«
  1. Anasayfa
  2. 15. SAYI / EKİM 2025
  3. Sekülerizm – 3

Sekülerizm – 3

2025 yılı

Rahmân ve Rahîm olan Allâh’ın ismiyle…

Allâh’a hamd, Rasûlüne salâtu selâm olsun.

Geçen yazımızda sekülerizmin nasıl anlaşıldığını ve nasıl anlamlandırıldığını anlatmaya çalışmıştık. Bu yazımızda sekülerizmin toplumsal boyu üzerindeki tezahürlerini anlatmaya çalışacağız, inşallâh.

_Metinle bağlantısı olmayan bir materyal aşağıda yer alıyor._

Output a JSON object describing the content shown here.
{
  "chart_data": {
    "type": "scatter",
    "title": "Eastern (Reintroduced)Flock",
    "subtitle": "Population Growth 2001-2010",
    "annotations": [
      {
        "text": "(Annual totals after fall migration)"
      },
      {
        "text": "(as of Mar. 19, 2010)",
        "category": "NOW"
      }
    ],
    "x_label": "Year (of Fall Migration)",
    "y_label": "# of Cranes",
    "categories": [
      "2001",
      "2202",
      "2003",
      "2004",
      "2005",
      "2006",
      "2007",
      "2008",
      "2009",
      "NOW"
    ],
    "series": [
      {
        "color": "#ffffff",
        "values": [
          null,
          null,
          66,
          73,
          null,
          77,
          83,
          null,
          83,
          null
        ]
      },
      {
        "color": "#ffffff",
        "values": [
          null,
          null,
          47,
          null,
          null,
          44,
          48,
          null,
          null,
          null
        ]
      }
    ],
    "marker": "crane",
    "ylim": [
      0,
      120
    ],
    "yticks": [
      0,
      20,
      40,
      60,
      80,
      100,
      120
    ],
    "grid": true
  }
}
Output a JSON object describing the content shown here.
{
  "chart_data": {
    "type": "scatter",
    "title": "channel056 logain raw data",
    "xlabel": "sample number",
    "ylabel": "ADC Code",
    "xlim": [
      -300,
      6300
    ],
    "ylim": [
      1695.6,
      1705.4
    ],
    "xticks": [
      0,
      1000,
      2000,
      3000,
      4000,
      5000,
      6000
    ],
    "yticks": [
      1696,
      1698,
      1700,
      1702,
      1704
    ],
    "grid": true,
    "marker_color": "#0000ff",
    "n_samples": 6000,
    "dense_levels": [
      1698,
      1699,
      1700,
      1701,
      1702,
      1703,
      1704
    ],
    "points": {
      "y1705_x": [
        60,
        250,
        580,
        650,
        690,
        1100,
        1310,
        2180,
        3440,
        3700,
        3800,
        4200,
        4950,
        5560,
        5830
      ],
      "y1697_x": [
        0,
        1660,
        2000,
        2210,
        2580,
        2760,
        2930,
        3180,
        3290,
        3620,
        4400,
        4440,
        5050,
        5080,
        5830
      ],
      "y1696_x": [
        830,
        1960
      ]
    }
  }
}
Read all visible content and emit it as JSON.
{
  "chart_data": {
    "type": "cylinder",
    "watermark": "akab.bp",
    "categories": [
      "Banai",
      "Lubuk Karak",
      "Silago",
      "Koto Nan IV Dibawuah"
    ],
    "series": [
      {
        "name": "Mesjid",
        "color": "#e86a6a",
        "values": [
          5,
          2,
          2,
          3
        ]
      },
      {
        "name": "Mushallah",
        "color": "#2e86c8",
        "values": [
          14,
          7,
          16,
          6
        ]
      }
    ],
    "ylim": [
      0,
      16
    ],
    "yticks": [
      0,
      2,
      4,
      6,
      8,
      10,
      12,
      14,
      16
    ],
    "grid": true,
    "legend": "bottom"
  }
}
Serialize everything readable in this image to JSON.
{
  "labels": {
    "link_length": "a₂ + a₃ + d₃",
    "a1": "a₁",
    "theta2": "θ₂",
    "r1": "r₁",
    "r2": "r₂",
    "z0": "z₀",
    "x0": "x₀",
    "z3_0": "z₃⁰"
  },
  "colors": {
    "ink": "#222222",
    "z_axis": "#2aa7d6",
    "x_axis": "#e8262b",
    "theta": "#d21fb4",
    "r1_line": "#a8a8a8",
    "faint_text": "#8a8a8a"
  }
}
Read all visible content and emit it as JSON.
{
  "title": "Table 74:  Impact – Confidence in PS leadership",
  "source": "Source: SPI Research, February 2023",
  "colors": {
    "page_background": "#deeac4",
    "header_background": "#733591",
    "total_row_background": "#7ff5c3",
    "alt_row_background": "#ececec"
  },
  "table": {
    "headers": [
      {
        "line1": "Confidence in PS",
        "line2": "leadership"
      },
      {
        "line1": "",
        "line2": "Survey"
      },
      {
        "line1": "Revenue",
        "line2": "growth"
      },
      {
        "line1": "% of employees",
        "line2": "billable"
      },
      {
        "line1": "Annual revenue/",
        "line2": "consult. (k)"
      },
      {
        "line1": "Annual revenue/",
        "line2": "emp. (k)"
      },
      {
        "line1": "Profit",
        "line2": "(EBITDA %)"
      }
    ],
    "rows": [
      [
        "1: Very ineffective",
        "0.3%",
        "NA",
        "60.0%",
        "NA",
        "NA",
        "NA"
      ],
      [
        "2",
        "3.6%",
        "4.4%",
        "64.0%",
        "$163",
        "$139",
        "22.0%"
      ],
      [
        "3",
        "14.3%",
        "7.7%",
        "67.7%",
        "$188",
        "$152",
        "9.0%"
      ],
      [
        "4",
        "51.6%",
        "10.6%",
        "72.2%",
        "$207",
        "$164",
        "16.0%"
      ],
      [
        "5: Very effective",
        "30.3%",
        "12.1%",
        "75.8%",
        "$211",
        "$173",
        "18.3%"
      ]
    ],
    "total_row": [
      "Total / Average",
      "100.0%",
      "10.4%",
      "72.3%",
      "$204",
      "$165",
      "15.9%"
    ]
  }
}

Dil ve Zihniyette Sekülerleşme

Her şeyden önce belirtilmelidir ki sekürlerleşme zihniyet dönüşümünün merkeze alındığı bir süreçtir. Bu dönüşüm, ister Osmanlı’da görüldüğü gibi günlük hayatın pratikleri ve ihtiyaçlarının düzenlenmesiyle başlayıp zamanla düşünce yapımıza yansısın; isterse de önce düşünce ve inanç dünyamızda başlayıp oradan günlük davranışlarımıza ve uygulamalarımıza yayılsın, sonuç değişmez. Ancak sekülerleşme, bu süreçte düşünce tarzımızın bir göstergesi haline gelerek kendini farklı bir boyutta ortaya koyar. Bu farklılaşma, çoğu zaman farkına varılmayan bir süreç olarak işler. Ayrıca farklılaşmayı bir şekilde mantık düzlemine oturtmak söz konusudur. Bu durumun gündelik hayatta önemli örnekleri olduğunu söyleyebiliriz. Bu anlamda bundan 50-60 sene önceki gazete dergi ve kitapların dili ile bugünkü dil arasındaki mesafede, kültür ve medeniyet dünyasına aitliği vurgulayan kelime ve kavramların kaybını görmek mümkündür. “Hamd, âkil, âlâ, basiret, cehd, feyiz, kâmil, maruf, meskûn, riyazet” gibi kelimeler bunlardan bazılarıdır. Bu kelimeler zaman içerisinde yaygın gündelik kullanımından giderek kalkmaya başlamışlardır.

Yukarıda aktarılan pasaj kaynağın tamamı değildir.